This week I’ve been reading Ander Monson’s Other Electricities and Alice Munro’s Selected Stories and thinking about which fiction gets classified as “traditional” or “experimental.” No two writers are the same, so any “tradition” oversimplifies the very things it’s characterizing. But there do seem to be writers who can be characterized as more interested in characters, plot and crafting scenes that a reader of Scott Fitzgerald or Flannery O’Connor would feel at home with, and writers more interested in pointing out—or playing with the idea—that such writing is artifice.
The one risks the reaction Zadie Smith has to Joseph O’Neill’s Netherland: haven’t we seen something like this before? The other risks us saying, “so what?” How many times do we need it said that narrative is artifice?
Roxanne Gay writes today on HTMLGiant in praise of the traditional story
told simply and without artifice, one where I turn the page and can’t wait to see what happens next, where the characters are interesting and well-developed and where I am invested emotionally.
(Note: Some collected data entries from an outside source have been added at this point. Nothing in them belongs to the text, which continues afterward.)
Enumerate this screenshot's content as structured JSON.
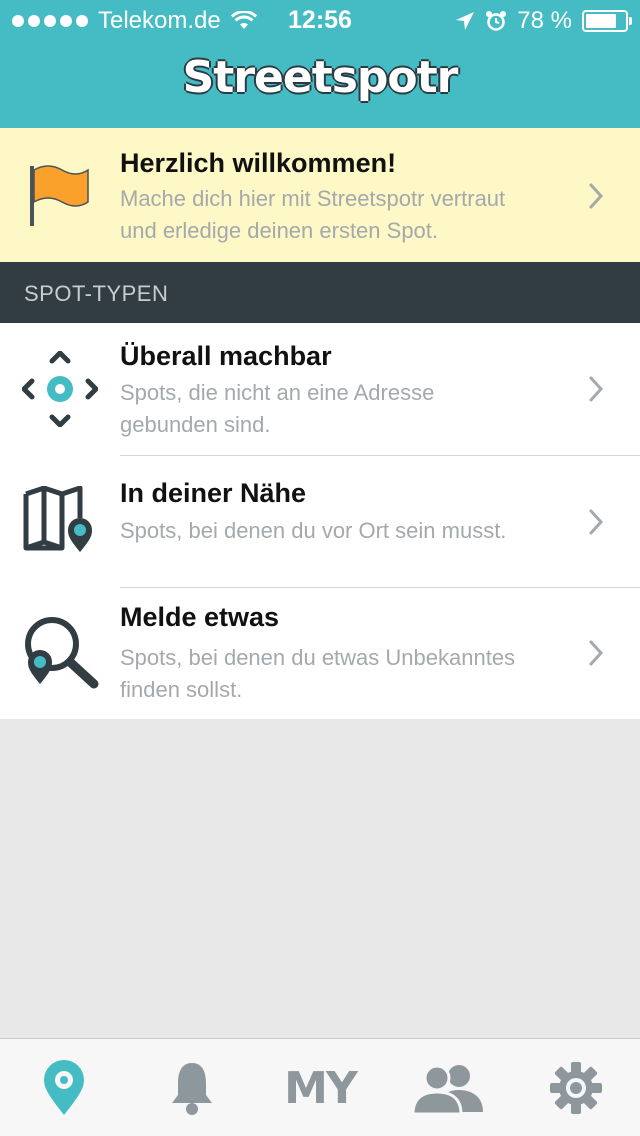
{
  "status_bar": {
    "carrier": "Telekom.de",
    "time": "12:56",
    "battery": "78 %",
    "battery_level": 0.78
  },
  "header": {
    "app_title": "Streetspotr"
  },
  "welcome": {
    "title": "Herzlich willkommen!",
    "line1": "Mache dich hier mit Streetspotr vertraut",
    "line2": "und erledige deinen ersten Spot."
  },
  "section": {
    "title": "SPOT-TYPEN"
  },
  "spot_types": [
    {
      "title": "Überall machbar",
      "line1": "Spots, die nicht an eine Adresse",
      "line2": "gebunden sind."
    },
    {
      "title": "In deiner Nähe",
      "line1": "Spots, bei denen du vor Ort sein musst.",
      "line2": ""
    },
    {
      "title": "Melde etwas",
      "line1": "Spots, bei denen du etwas Unbekanntes",
      "line2": "finden sollst."
    }
  ],
  "tabbar": {
    "my_label": "MY",
    "icons": [
      "location-pin-icon",
      "bell-icon",
      "my-icon",
      "friends-icon",
      "gear-icon"
    ],
    "active_color": "#45bcc4",
    "inactive_color": "#8d979c"
  },
  "colors": {
    "accent": "#45bcc4",
    "banner_bg": "#fdf8c5",
    "flag": "#f9a12b",
    "section_bg": "#313c43"
  }
}
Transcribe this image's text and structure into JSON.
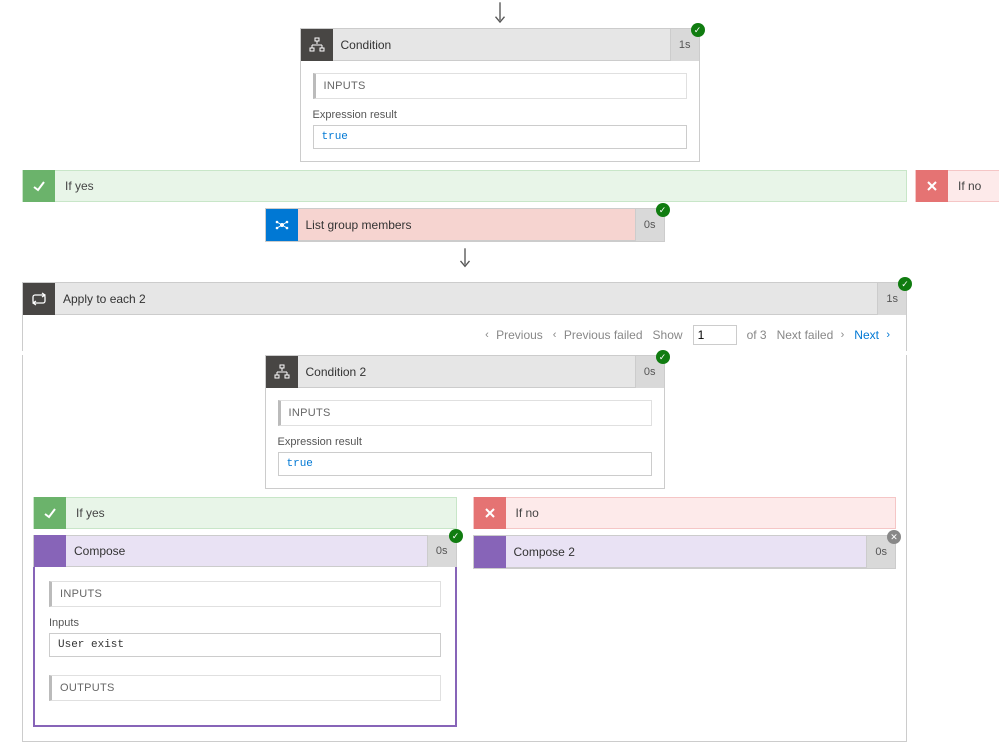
{
  "arrowGlyph": "↓",
  "condition1": {
    "title": "Condition",
    "duration": "1s",
    "inputsLabel": "INPUTS",
    "exprLabel": "Expression result",
    "exprValue": "true"
  },
  "outer": {
    "yesLabel": "If yes",
    "noLabel": "If no"
  },
  "listGroup": {
    "title": "List group members",
    "duration": "0s"
  },
  "applyEach": {
    "title": "Apply to each 2",
    "duration": "1s"
  },
  "pager": {
    "prev": "Previous",
    "prevFailed": "Previous failed",
    "showLabel": "Show",
    "current": "1",
    "ofText": "of 3",
    "nextFailed": "Next failed",
    "next": "Next"
  },
  "condition2": {
    "title": "Condition 2",
    "duration": "0s",
    "inputsLabel": "INPUTS",
    "exprLabel": "Expression result",
    "exprValue": "true"
  },
  "inner": {
    "yesLabel": "If yes",
    "noLabel": "If no"
  },
  "compose": {
    "title": "Compose",
    "duration": "0s",
    "inputsLabel": "INPUTS",
    "inputsField": "Inputs",
    "inputsValue": "User exist",
    "outputsLabel": "OUTPUTS"
  },
  "compose2": {
    "title": "Compose 2",
    "duration": "0s"
  }
}
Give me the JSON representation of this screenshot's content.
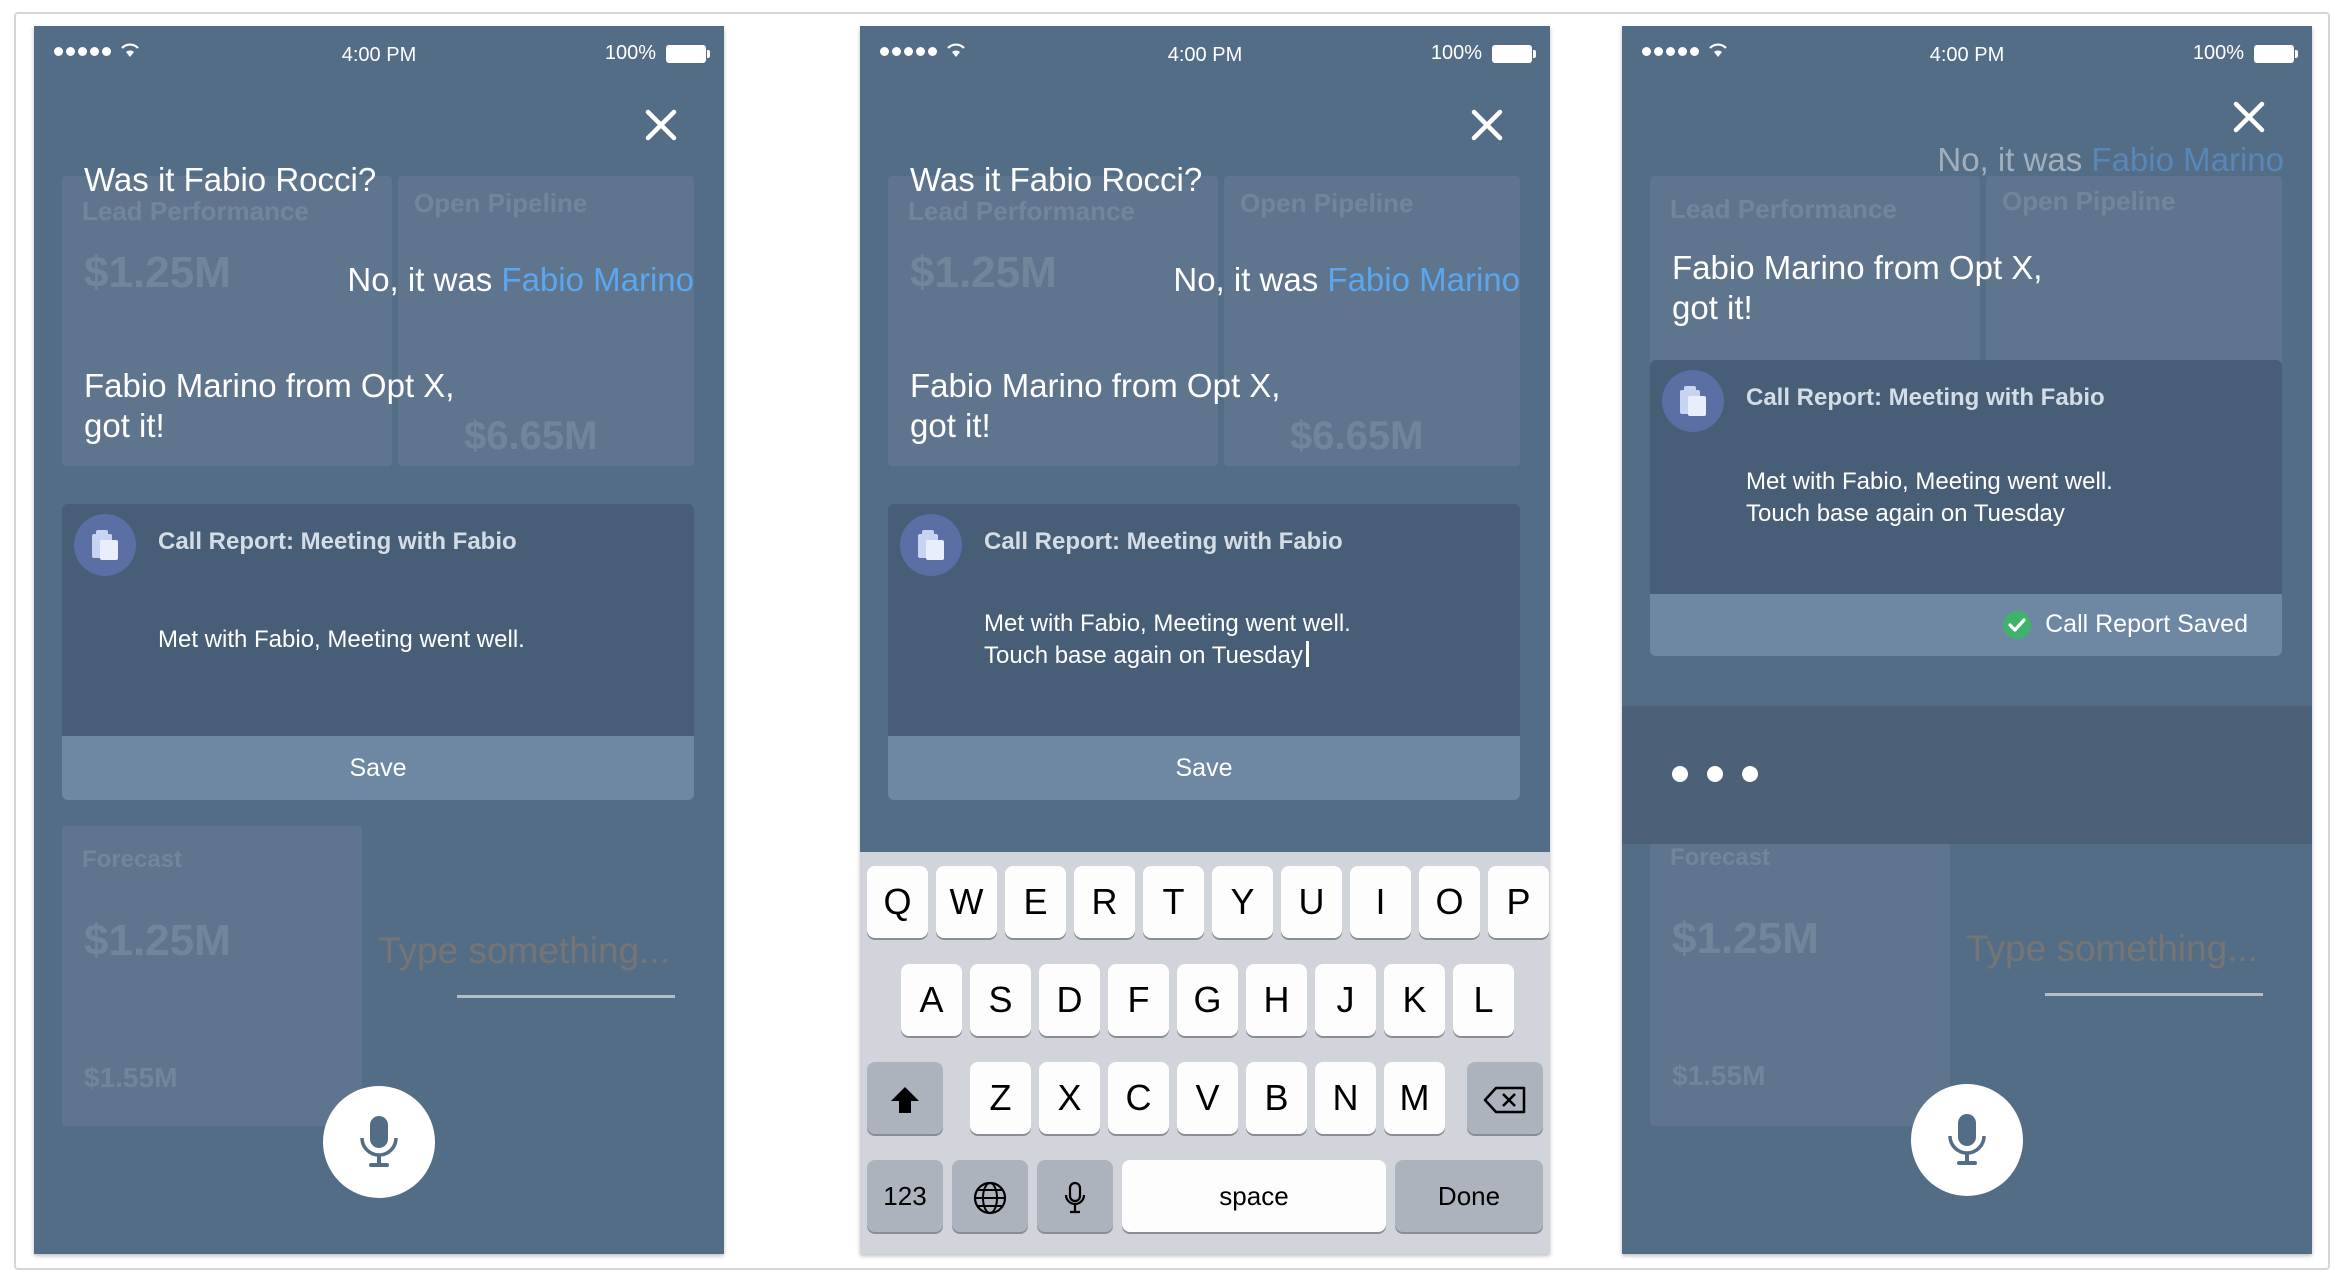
{
  "status_bar": {
    "time": "4:00 PM",
    "battery": "100%"
  },
  "conversation": {
    "question": "Was it Fabio Rocci?",
    "reply_prefix": "No, it was",
    "reply_name": "Fabio Marino",
    "confirmation_line1": "Fabio Marino from Opt X,",
    "confirmation_line2": "got it!"
  },
  "call_report": {
    "title": "Call Report: Meeting with Fabio",
    "body_line1": "Met with Fabio, Meeting went well.",
    "body_line2": "Touch base again on Tuesday",
    "save_label": "Save",
    "saved_label": "Call Report Saved"
  },
  "input": {
    "placeholder": "Type something..."
  },
  "background_dashboard": {
    "card1_title": "Lead Performance",
    "card2_title": "Open Pipeline",
    "amount1": "$1.25M",
    "amount2": "$6.65M",
    "forecast_title": "Forecast",
    "forecast_amount": "$1.25M",
    "forecast_amount2": "$1.55M"
  },
  "keyboard": {
    "row1": [
      "Q",
      "W",
      "E",
      "R",
      "T",
      "Y",
      "U",
      "I",
      "O",
      "P"
    ],
    "row2": [
      "A",
      "S",
      "D",
      "F",
      "G",
      "H",
      "J",
      "K",
      "L"
    ],
    "row3": [
      "Z",
      "X",
      "C",
      "V",
      "B",
      "N",
      "M"
    ],
    "numbers_label": "123",
    "space_label": "space",
    "done_label": "Done"
  },
  "colors": {
    "accent_link": "#5aa7f0",
    "success": "#3fb36b",
    "phone_bg": "#546d86"
  },
  "icons": [
    "wifi-icon",
    "battery-icon",
    "close-icon",
    "report-icon",
    "mic-icon",
    "shift-icon",
    "backspace-icon",
    "globe-icon",
    "check-icon"
  ]
}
Christopher Higgs replies:
For Adorno, and this is where I’d agree with him, conventional realism is bankrupt because:
1) It atrophies the imagination
2) Instead of challenging us to think critically, it works to reinforce our prejudices
3) It does not offer alternatives to the status quo, because it reinforces the structural paradigm of the status quo
Great pieces with lots of smart comments.
Other Electricities, Monson’s 2005 collection of linked stories, pleases me on that “can’t wait” level, but part of why I’ve wanted to keep reading has been the toe-curling goodness of how uniquely he gets me emotionally invested. I tend to be wary of experimental work—I feel assumptions are being made about me, the reader, and my expectations—but Monson quickly won me over. His formal experiments enable connections to characters, events and place that are direct because they don’t come in expected scenes or places in the (non-linear) time-line. There are events, terrible, poignant events, but the story circles around its characters’ lives in a continual revelation. In the best way, I feel lost in the book.
Alice Munro (more on her soon) might seem an odd comparison with Monson, and I don’t know if I would have thought of it if I hadn’t been reading them together. But both eschew scene-based storytelling—Munro puts narration first, and scenes result from it—and both play with time with a daring that seems rare in either traditional or experimental fiction. They have such a good sense of what details to give and when, I’ll sign on for where and whenever they want to take me. They’ve demonstrated: they’re the storytellers.